それはチィが、口にがっちりと財布をくわえたままだからだ。

恐るべき執念に、間違いはない。

チィは今まで経験した事のない、すさまじい激痛に、頭が真っ白になりそうだった。

これが、魔法。

特別な言葉により、世界の理に干渉するというもの。

貧民街では、全く見た事もない物たち。

……キゾクとか、呼ばれている奴らの特権。

いたいいたいいたいいたい!!!

チィはそれでも、財布を離さない。

決して離してなるものか、とくわえつづける。

激痛の奥で、子供たちの顔が思い浮かんだのだ。

あの子たちに伝言も残さずに。


死んでたまるものか!!!!!!!


チィは続いて放たれたらしい、火球を背中に食らい、ぐらぐらとふらつきながらも、自分の体を壁の上部に持ち上げ、そして反対側に飛び降りた。

「上ったぞ?!」

「飛び降りた?!」

「一体どこの隠し玉だ?!」

そんな声は、無視をした。



3

飛び降りたそこは一見すると、行き止まりのようになっており、子供の一人が待機していた。

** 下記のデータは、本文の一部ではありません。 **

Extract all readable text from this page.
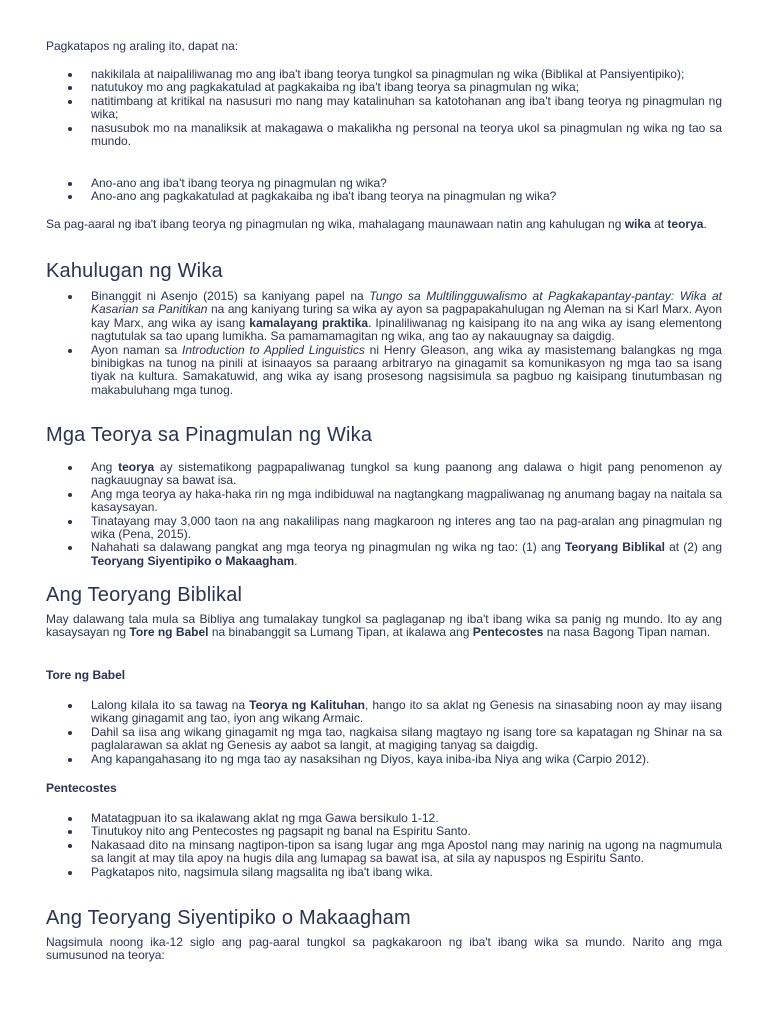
Pagkatapos ng araling ito, dapat na:

nakikilala at naipaliliwanag mo ang iba't ibang teorya tungkol sa pinagmulan ng wika (Biblikal at Pansiyentipiko);
natutukoy mo ang pagkakatulad at pagkakaiba ng iba't ibang teorya sa pinagmulan ng wika;
natitimbang at kritikal na nasusuri mo nang may katalinuhan sa katotohanan ang iba't ibang teorya ng pinagmulan ng wika;
nasusubok mo na manaliksik at makagawa o makalikha ng personal na teorya ukol sa pinagmulan ng wika ng tao sa mundo.
Ano-ano ang iba't ibang teorya ng pinagmulan ng wika?
Ano-ano ang pagkakatulad at pagkakaiba ng iba't ibang teorya na pinagmulan ng wika?

Sa pag-aaral ng iba't ibang teorya ng pinagmulan ng wika, mahalagang maunawaan natin ang kahulugan ng wika at teorya.

Kahulugan ng Wika
Binanggit ni Asenjo (2015) sa kaniyang papel na Tungo sa Multilingguwalismo at Pagkakapantay-pantay: Wika at Kasarian sa Panitikan na ang kaniyang turing sa wika ay ayon sa pagpapakahulugan ng Aleman na si Karl Marx. Ayon kay Marx, ang wika ay isang kamalayang praktika. Ipinaliliwanag ng kaisipang ito na ang wika ay isang elementong nagtutulak sa tao upang lumikha. Sa pamamamagitan ng wika, ang tao ay nakauugnay sa daigdig.
Ayon naman sa Introduction to Applied Linguistics ni Henry Gleason, ang wika ay masistemang balangkas ng mga binibigkas na tunog na pinili at isinaayos sa paraang arbitraryo na ginagamit sa komunikasyon ng mga tao sa isang tiyak na kultura. Samakatuwid, ang wika ay isang prosesong nagsisimula sa pagbuo ng kaisipang tinutumbasan ng makabuluhang mga tunog.
Mga Teorya sa Pinagmulan ng Wika
Ang teorya ay sistematikong pagpapaliwanag tungkol sa kung paanong ang dalawa o higit pang penomenon ay nagkauugnay sa bawat isa.
Ang mga teorya ay haka-haka rin ng mga indibiduwal na nagtangkang magpaliwanag ng anumang bagay na naitala sa kasaysayan.
Tinatayang may 3,000 taon na ang nakalilipas nang magkaroon ng interes ang tao na pag-aralan ang pinagmulan ng wika (Pena, 2015).
Nahahati sa dalawang pangkat ang mga teorya ng pinagmulan ng wika ng tao: (1) ang Teoryang Biblikal at (2) ang Teoryang Siyentipiko o Makaagham.
Ang Teoryang Biblikal

May dalawang tala mula sa Bibliya ang tumalakay tungkol sa paglaganap ng iba't ibang wika sa panig ng mundo. Ito ay ang kasaysayan ng Tore ng Babel na binabanggit sa Lumang Tipan, at ikalawa ang Pentecostes na nasa Bagong Tipan naman.

Tore ng Babel
Lalong kilala ito sa tawag na Teorya ng Kalituhan, hango ito sa aklat ng Genesis na sinasabing noon ay may iisang wikang ginagamit ang tao, iyon ang wikang Armaic.
Dahil sa iisa ang wikang ginagamit ng mga tao, nagkaisa silang magtayo ng isang tore sa kapatagan ng Shinar na sa paglalarawan sa aklat ng Genesis ay aabot sa langit, at magiging tanyag sa daigdig.
Ang kapangahasang ito ng mga tao ay nasaksihan ng Diyos, kaya iniba-iba Niya ang wika (Carpio 2012).
Pentecostes
Matatagpuan ito sa ikalawang aklat ng mga Gawa bersikulo 1-12.
Tinutukoy nito ang Pentecostes ng pagsapit ng banal na Espiritu Santo.
Nakasaad dito na minsang nagtipon-tipon sa isang lugar ang mga Apostol nang may narinig na ugong na nagmumula sa langit at may tila apoy na hugis dila ang lumapag sa bawat isa, at sila ay napuspos ng Espiritu Santo.
Pagkatapos nito, nagsimula silang magsalita ng iba't ibang wika.
Ang Teoryang Siyentipiko o Makaagham

Nagsimula noong ika-12 siglo ang pag-aaral tungkol sa pagkakaroon ng iba't ibang wika sa mundo. Narito ang mga sumusunod na teorya:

この地区での盗みを主に行う子供だ。彼女はボスの姿に笑顔になった後、凍り付く。

「ボス?!」

そしてチィの無残な姿に、仰天する。

チィは、激痛のあまりかすむ意識を、必死に根性でつなぎとめてこう言った。

「これをもって、行け! 早く! あたしはもう、走れないから駄目だ……」

「ボス、お腹と背中が……」

子供は、一部炭化した彼女の姿に、声が揺れていた。

「もう、だめだ。わかる」

血と、体液がだらだらと流れているのが、なんとなくわかった。

これで一命をとりとめても、後に始まるのは清潔にしていなければいけない、生活だ。

あの、貧民街でそれを行うのは困難であり、稼ぎ頭の自分が、子供たちに負担をかけてはいけない。

だから言った。

「あたしは、もう無理だ。皆、オードリーの言う事を聞いて、生き抜くんだぞ」

オードリーとは、チィの片腕と言われる相手だ。

チィより一つか二つ年下なので、ボスの座をチィに任せている少年でもある。

あいつに任せれば、大丈夫。

この冬を生き残ってくれた奴らも、生き続けてくれる。

チィは彼女をまっすぐに見つめ、笑った。

「これが、あたしのさいごの、稼ぎだ。お腹いっぱい、パンが食べれる」

言いつつ、チィは財布の中身を、いつも通りの汚れきった革袋に移し替えた。

きらっきらの金貨や銀貨といった、高額貨幣が革袋に入る。そしてそれを彼女に押し付けた。

これはカモフラージュである。

こんなぼろぼろの人間たちが、立派な財布を持っていると、それだけで狙われるので。

「行け……な?」

チィは、弱い所も、弱ったところも、子供に見られたくないという意地から、彼女が地下水路の整備のために作られた、蓋付きの穴の中に入り、逃げていくのまで見届けた。

そこで力尽き、倒れた。

死ぬなとは思ったけれど、死にたくないとも思ったけれど、やせ細り、出血多量で、火傷の損傷もひどい体は、それに応えてはくれなかった。